Columns | Vienna Review | February 2010

It was around 7 p.m. I was walking down the long corridor again, the one in Club Danube … leaving behind me the Vienna Dance Center, the fading sounds of Justin Timberlake’s "My Love" and a Friday afternoon full of mixed emotions.

I like my hip-hop class, a lot, actually. It’s my time to relax and get my mind off things. The problem is, though, that dance used to be so much more fun when I was back home, in Bulgaria. It wasn’t about going to the hall, memorizing combinations and simply doing the steps to music, but about getting together with friends and performing, putting our souls into the routines …

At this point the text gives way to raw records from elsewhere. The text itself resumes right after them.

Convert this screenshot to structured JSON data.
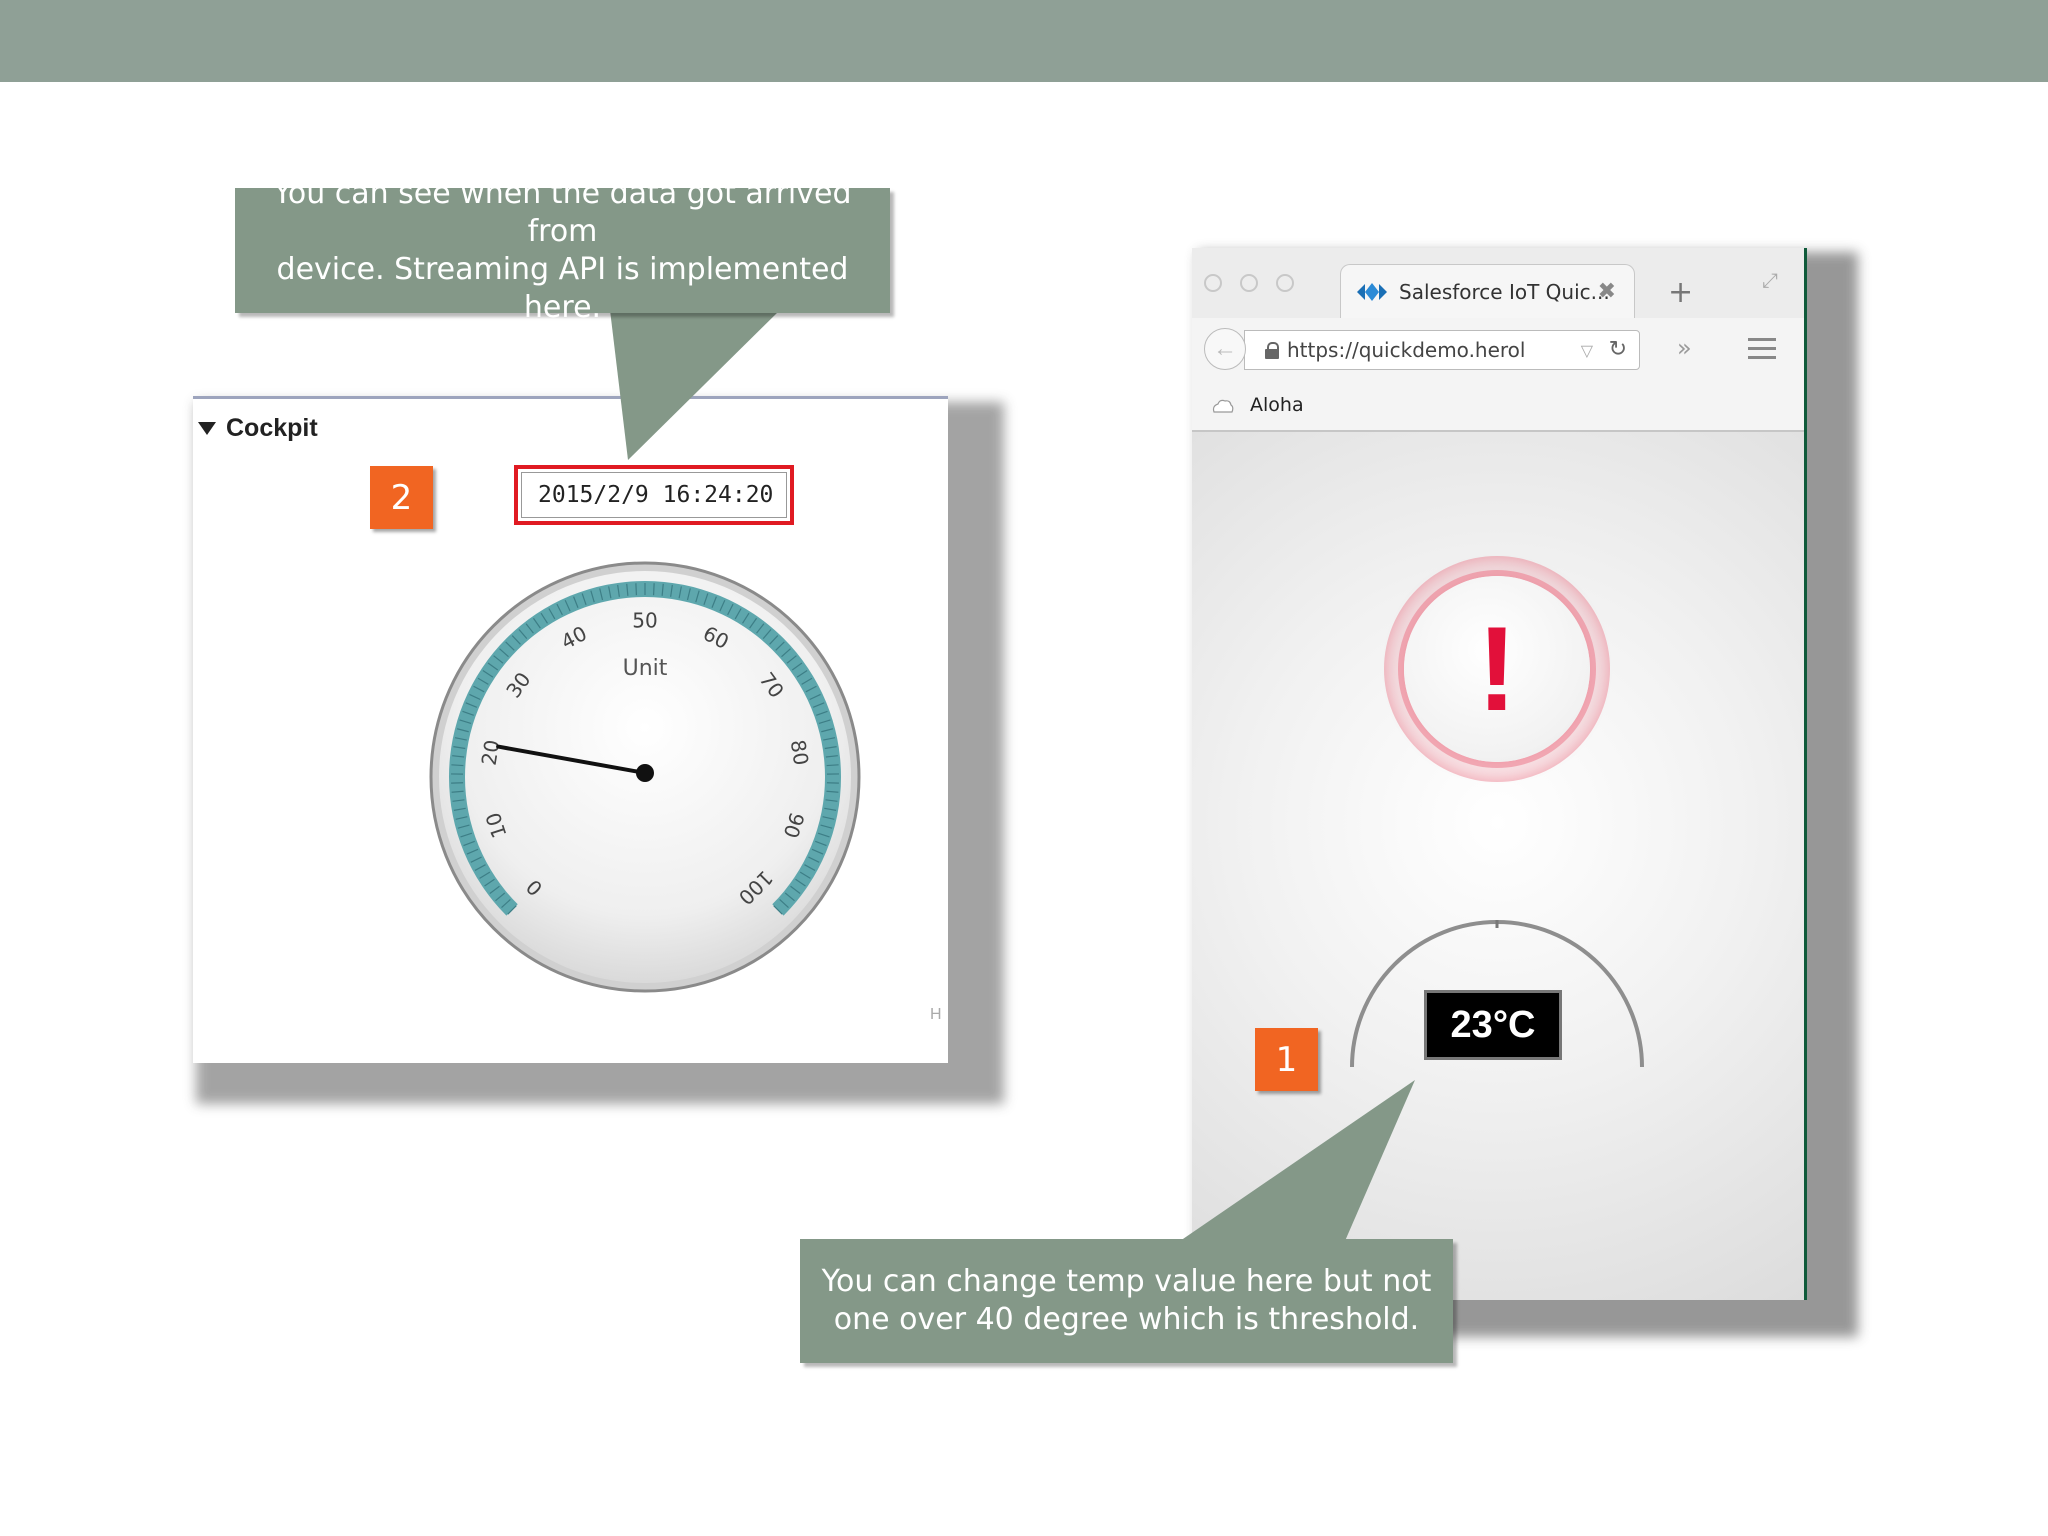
{
  "callouts": {
    "top_line1": "You can see when the data got arrived from",
    "top_line2": "device. Streaming API is implemented here.",
    "bottom_line1": "You can change temp value here but not",
    "bottom_line2": "one over 40 degree which is threshold."
  },
  "badges": {
    "two": "2",
    "one": "1"
  },
  "cockpit": {
    "header": "Cockpit",
    "timestamp": "2015/2/9 16:24:20",
    "gauge": {
      "unit_label": "Unit",
      "ticks": [
        "0",
        "10",
        "20",
        "30",
        "40",
        "50",
        "60",
        "70",
        "80",
        "90",
        "100"
      ],
      "min": 0,
      "max": 100,
      "value": 21
    },
    "hint": "H"
  },
  "browser": {
    "tab_title": "Salesforce IoT Quic...",
    "url": "https://quickdemo.herol",
    "bookmark": "Aloha",
    "alert_symbol": "!",
    "temperature": "23°C",
    "colors": {
      "alert": "#e2103a",
      "gauge_arc": "#5ea7ad",
      "badge": "#f16522",
      "callout": "#849888"
    }
  }
}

Now hip hop class is simply a hip hop class, not the class, as it used to be. There is nothing challenging about it – no real excitement, no striving towards achieving more and more every time. I miss the thrill that every rehearsal used to awake in me; I miss the anticipation around the upcoming competitions and festivals, the chills from the sound of the crowd screaming … I miss it. It’s just not the same.

As I headed out, the voice of Justin Timberlake dissolved into the monotonous roar of the cars and busses on the street.  Finally in the open, I crossed the street without even looking left or right. A driver slammed on the brakes, opening his side window, cursed at me in German. I paid no attention.

Sure, maybe it was my fault, but I was too busy rerunning the tape in my mind to take notice. I probably should have been grateful, but I didn’t feel it.  I continued up the stairs of the Erdberg U-Bahn station and caught sight of my train, pulling away down the track.

I always miss my train; I don’t know how it happens but it does. Six minutes now until the next one. Good, actually! That meant six more minutes lost in thought, remembering my dancer friends back home. The seconds – or was it minutes – that passed while I waited made the next U-Bahn come faster than expected. I stood up slowly, went to the sliding door and pressed the button that turned green at the touch.

The train was almost empty, only a few riders absorbed in their own lives and taking no notice of me or anything else. I went to the far back of the train, sat down, took out my Management book and hid behind its pages …

As simple as that. Back to real life.